Finally, I have finished implementation of inteval trees. Less or more, I have followed the book Introduction to Algorithms, 2nd edition. My implementation is based on red-black trees,  too. EDS is often asked for events in some time range (interval). In times before interval trees, we had to go through all events, generate recurrences and test, if the event is in this range. With interval tree, we can do it much faster.

The data in the tree (events in our case) are accessed by interval queries. Underlaying data structure is a red black tree with the low endpoint chosen as a key. To do efficient interval search, each node needs to maintain some additional data – maximum (max) and minimum  (min) value of any interval endpoint stored in the subtree rooted at x. It is needed to update min and max fields when performing rotations, inserting and deleting new data.

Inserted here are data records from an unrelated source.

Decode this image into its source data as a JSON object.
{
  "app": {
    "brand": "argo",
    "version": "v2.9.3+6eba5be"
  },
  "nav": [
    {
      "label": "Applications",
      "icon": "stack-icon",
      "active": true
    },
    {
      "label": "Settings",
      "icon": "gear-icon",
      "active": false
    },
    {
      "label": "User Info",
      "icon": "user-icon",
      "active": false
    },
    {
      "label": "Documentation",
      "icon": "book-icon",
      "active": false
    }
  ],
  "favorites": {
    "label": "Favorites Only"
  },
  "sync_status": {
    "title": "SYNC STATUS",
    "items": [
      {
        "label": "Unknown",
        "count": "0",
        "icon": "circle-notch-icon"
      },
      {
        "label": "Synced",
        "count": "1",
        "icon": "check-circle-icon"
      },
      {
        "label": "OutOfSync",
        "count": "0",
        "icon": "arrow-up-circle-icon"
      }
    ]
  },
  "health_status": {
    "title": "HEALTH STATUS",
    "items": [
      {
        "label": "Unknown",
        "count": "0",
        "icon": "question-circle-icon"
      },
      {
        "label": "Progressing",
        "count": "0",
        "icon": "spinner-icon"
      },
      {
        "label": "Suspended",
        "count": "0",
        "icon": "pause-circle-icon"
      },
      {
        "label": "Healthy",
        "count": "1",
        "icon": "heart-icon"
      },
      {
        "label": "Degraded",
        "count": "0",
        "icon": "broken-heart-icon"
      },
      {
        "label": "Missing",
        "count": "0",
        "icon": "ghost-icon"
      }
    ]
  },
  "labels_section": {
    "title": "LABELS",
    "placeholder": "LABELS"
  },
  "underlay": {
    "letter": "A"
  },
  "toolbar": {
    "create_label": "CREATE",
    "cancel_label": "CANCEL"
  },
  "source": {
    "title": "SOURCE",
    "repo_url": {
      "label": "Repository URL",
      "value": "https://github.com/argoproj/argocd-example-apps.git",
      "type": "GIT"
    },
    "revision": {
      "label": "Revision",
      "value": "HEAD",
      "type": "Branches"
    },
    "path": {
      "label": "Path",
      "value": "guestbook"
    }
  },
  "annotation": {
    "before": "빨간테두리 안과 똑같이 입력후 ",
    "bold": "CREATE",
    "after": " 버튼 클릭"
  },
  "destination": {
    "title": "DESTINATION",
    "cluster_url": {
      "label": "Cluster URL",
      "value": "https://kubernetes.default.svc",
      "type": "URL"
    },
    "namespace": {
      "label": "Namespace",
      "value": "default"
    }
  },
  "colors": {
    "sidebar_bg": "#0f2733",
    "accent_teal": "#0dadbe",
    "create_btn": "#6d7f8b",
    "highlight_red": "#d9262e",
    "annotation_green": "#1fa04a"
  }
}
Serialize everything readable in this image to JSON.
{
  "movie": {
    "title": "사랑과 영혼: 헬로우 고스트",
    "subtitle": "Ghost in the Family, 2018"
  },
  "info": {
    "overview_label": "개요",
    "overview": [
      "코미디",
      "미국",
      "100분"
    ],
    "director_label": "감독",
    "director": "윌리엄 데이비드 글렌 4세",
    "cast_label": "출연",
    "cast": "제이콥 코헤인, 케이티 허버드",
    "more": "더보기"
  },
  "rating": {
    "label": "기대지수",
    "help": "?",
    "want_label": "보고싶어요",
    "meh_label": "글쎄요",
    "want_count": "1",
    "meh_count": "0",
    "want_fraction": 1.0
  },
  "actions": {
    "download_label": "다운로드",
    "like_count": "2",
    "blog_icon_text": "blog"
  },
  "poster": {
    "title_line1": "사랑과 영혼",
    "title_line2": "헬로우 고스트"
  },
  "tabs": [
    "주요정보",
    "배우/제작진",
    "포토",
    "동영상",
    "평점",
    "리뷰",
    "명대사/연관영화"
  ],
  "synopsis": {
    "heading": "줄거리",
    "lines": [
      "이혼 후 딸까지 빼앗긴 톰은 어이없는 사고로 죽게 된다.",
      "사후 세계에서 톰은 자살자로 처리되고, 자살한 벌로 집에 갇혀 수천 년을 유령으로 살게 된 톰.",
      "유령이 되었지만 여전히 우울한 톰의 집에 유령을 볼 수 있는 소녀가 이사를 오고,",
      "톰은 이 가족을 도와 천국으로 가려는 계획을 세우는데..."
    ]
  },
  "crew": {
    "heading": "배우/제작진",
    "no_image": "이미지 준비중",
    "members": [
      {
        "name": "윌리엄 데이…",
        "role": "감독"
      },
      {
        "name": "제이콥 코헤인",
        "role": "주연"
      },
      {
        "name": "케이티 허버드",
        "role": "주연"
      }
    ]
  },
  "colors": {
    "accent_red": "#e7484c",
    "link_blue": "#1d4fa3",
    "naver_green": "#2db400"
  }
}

Basic operations, like insert, delete and search, are simple, as we already know about red-black trees. They can be done in logarithmic time. The interesting operation is “search all”, which should return all events in given interval. To search for events, we start in the root of the tree and check if we should go left or right – the min and max fields of the left and right son help us to make correct decision. Sometimes it is needed to go in both directions. Therefore, time can be O( min(n, k lg n) ), where k is the number of events in output list and n is the total number of events.

If someone is interested in implementation, here are some differences between my implementation and book:

  • The code in the book is keeping only min field, not max (max field help us to make more effective decisions)
  • We need to store different events with the same interval and search by UID of the event
  • We need to work with open-ended intervals (special value -1)